Given the nature of its construction, Film About a Father can feel insular to a fault, but Sachs nonetheless finds her most affecting imagery in her old snippets of home video, with its indistinct lines, color distortions, and instances of “snow.” Part of this comes from the metaphorical redeployment of her footage—like the glimpses we get of the small mountain located on a property that Ira was developing in the ‘90s. Early in the film, the large, grassy mound symbolizes the serenity and ease of his personal and professional life, but footage later depicts the dynamiting of that mountain, just as the Sachs family’s sense of their past is upended. There’s also something specific about analog home video that Sachs exploits here. It’s much hazier and harder to interpret than the crisper present-day digital footage, or the warm 16mm she used to interview her Maw-maw before the latter passed; it speaks much more to the instability of memory, the faultiness of the images we keep with us from the past.
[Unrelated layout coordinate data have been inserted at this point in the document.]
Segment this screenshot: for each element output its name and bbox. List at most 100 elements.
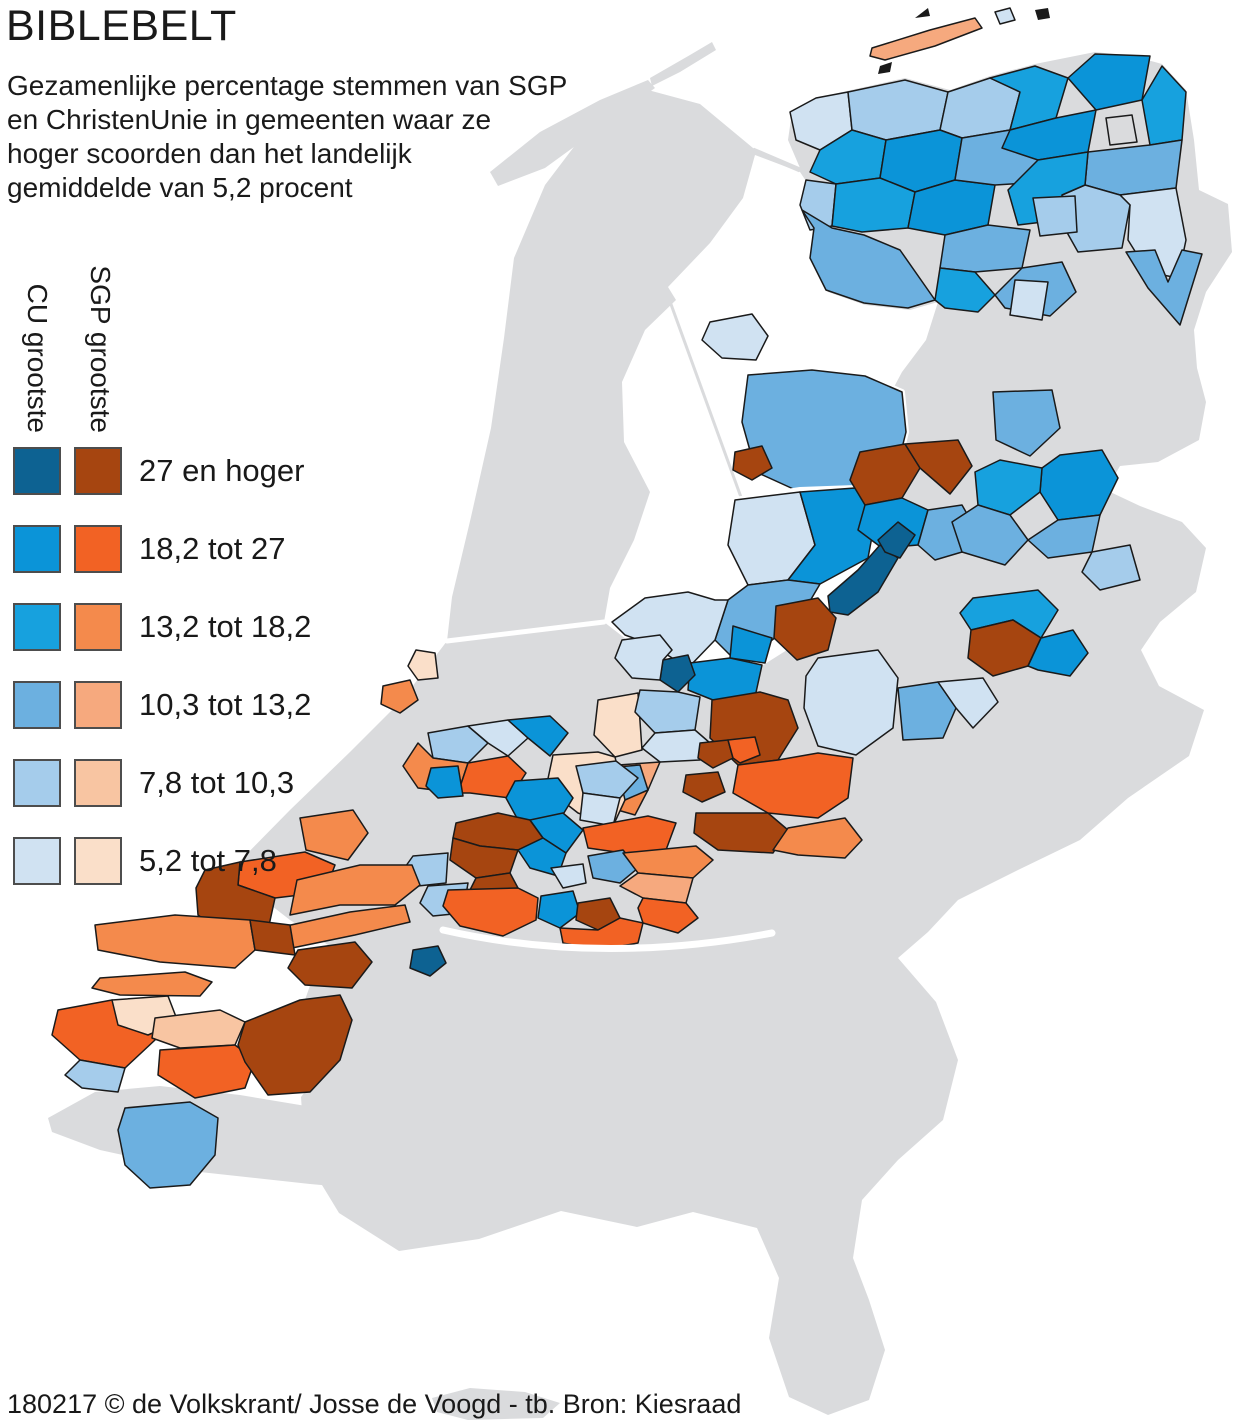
legend-row: 10,3 tot 13,2 — [13, 681, 311, 729]
reimerswaal — [237, 994, 353, 1096]
municipality-shape — [507, 715, 569, 757]
municipality-shape — [550, 863, 587, 889]
municipality-shape — [439, 926, 776, 952]
municipality-shape — [1067, 53, 1151, 111]
municipality-shape — [1027, 514, 1101, 559]
legend: 27 en hoger 18,2 tot 27 13,2 tot 18,2 10,3 … — [13, 447, 311, 915]
legend-swatch-cu — [13, 837, 61, 885]
municipality-shape — [1141, 65, 1187, 146]
legend-row-label: 10,3 tot 13,2 — [139, 687, 312, 722]
legend-swatch-sgp — [74, 759, 122, 807]
municipality-shape — [937, 677, 999, 729]
houtribdijk — [666, 295, 744, 501]
hoeksche-waard — [289, 864, 421, 916]
legend-row-label: 13,2 tot 18,2 — [139, 609, 312, 644]
municipality-shape — [897, 681, 957, 741]
katwijk — [380, 679, 419, 714]
municipality-shape — [701, 313, 769, 361]
municipality-shape — [1009, 279, 1049, 321]
zuid-beveland — [157, 1044, 256, 1099]
municipality-shape — [579, 792, 621, 827]
islet — [878, 62, 892, 74]
legend-swatch-cu — [13, 447, 61, 495]
municipality-shape — [427, 725, 489, 764]
municipality-shape — [467, 719, 529, 757]
afsluitdijk — [752, 147, 801, 173]
westland — [299, 809, 369, 861]
municipality-shape — [951, 504, 1029, 566]
municipality-shape — [614, 634, 673, 681]
neder-betuwe — [693, 812, 789, 854]
legend-row-label: 18,2 tot 27 — [139, 531, 286, 566]
gray-municipality — [1105, 114, 1138, 146]
municipality-shape — [877, 521, 916, 559]
legend-row: 18,2 tot 27 — [13, 525, 311, 573]
noord-beveland — [91, 971, 213, 997]
credit-line: 180217 © de Volkskrant/ Josse de Voogd -… — [7, 1389, 742, 1419]
veenendaal — [682, 771, 726, 803]
legend-row-label: 27 en hoger — [139, 453, 305, 488]
municipality-shape — [637, 897, 699, 934]
municipality-shape — [1032, 195, 1078, 237]
subtitle: Gezamenlijke percentage stemmen van SGP … — [7, 69, 567, 205]
municipality-shape — [529, 812, 584, 854]
municipality-shape — [801, 209, 936, 309]
municipality-shape — [575, 760, 639, 799]
municipality-shape — [1027, 629, 1089, 677]
legend-row: 27 en hoger — [13, 447, 311, 495]
municipality-shape — [537, 890, 581, 929]
municipality-shape — [407, 649, 439, 681]
legend-swatch-sgp — [74, 681, 122, 729]
legend-swatch-cu — [13, 759, 61, 807]
legend-swatch-cu — [13, 681, 61, 729]
legend-row-label: 7,8 tot 10,3 — [139, 765, 295, 800]
islet — [1035, 8, 1050, 20]
municipality-shape — [727, 736, 761, 764]
legend-row: 7,8 tot 10,3 — [13, 759, 311, 807]
noordzeekanaal — [444, 619, 607, 644]
legend-swatch-sgp — [74, 837, 122, 885]
municipality-shape — [593, 692, 643, 758]
legend-swatch-sgp — [74, 603, 122, 651]
subtitle-line: hoger scoorden dan het landelijk — [7, 138, 412, 169]
legend-column-label-cu: CU grootste — [22, 283, 53, 433]
terneuzen — [117, 1101, 219, 1189]
legend-swatch-cu — [13, 525, 61, 573]
subtitle-line: gemiddelde van 5,2 procent — [7, 172, 353, 203]
municipality-shape — [249, 919, 296, 956]
municipality-shape — [992, 389, 1061, 457]
nunspeet — [773, 597, 837, 661]
island-schiermonnikoog — [994, 7, 1016, 25]
island-texel — [490, 80, 655, 186]
municipality-shape — [442, 887, 539, 937]
page-title: BIBLEBELT — [6, 2, 237, 50]
municipality-shape — [622, 845, 714, 879]
tholen — [287, 941, 373, 989]
scherpenzeel — [697, 739, 734, 769]
legend-row: 5,2 tot 7,8 — [13, 837, 311, 885]
municipality-shape — [517, 837, 567, 877]
legend-swatch-sgp — [74, 447, 122, 495]
municipality-shape — [904, 439, 973, 495]
municipality-shape — [1125, 249, 1203, 326]
islet — [915, 8, 930, 18]
legend-row: 13,2 tot 18,2 — [13, 603, 311, 651]
municipality-shape — [729, 625, 773, 664]
legend-swatch-sgp — [74, 525, 122, 573]
schouwen-duiveland — [94, 914, 256, 969]
legend-swatch-cu — [13, 603, 61, 651]
municipality-shape — [409, 945, 447, 977]
legend-row-label: 5,2 tot 7,8 — [139, 843, 277, 878]
legend-column-label-sgp: SGP grootste — [85, 265, 116, 433]
subtitle-line: en ChristenUnie in gemeenten waar ze — [7, 104, 492, 135]
island-vlieland — [650, 42, 716, 86]
municipality-shape — [1081, 544, 1141, 591]
municipality-shape — [772, 817, 863, 859]
belgium-fragment — [432, 1388, 560, 1420]
elburg-oldebroek — [827, 544, 899, 616]
municipality-shape — [425, 765, 464, 799]
ede — [732, 752, 854, 819]
island-terschelling — [869, 17, 983, 61]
Only implicitly connecting the Sachs family’s problems to the distribution of privileges and indignities under patriarchy, the film lays emphasis on the personal side of “the personal is political.” Beyond attempting to come to terms with Ira the philanderer and the ways his laissez-faire approach to relationships with women has shaped her life and those of her siblings, Film About a Father Who also explores the relationship between recording and remembering, the way past and present inform each other as the stored memories of film and video footage are brought together into a coherent shape. It’s an evocative distillation of some truth from the sprawling mess of documents that a family always leaves in its wake.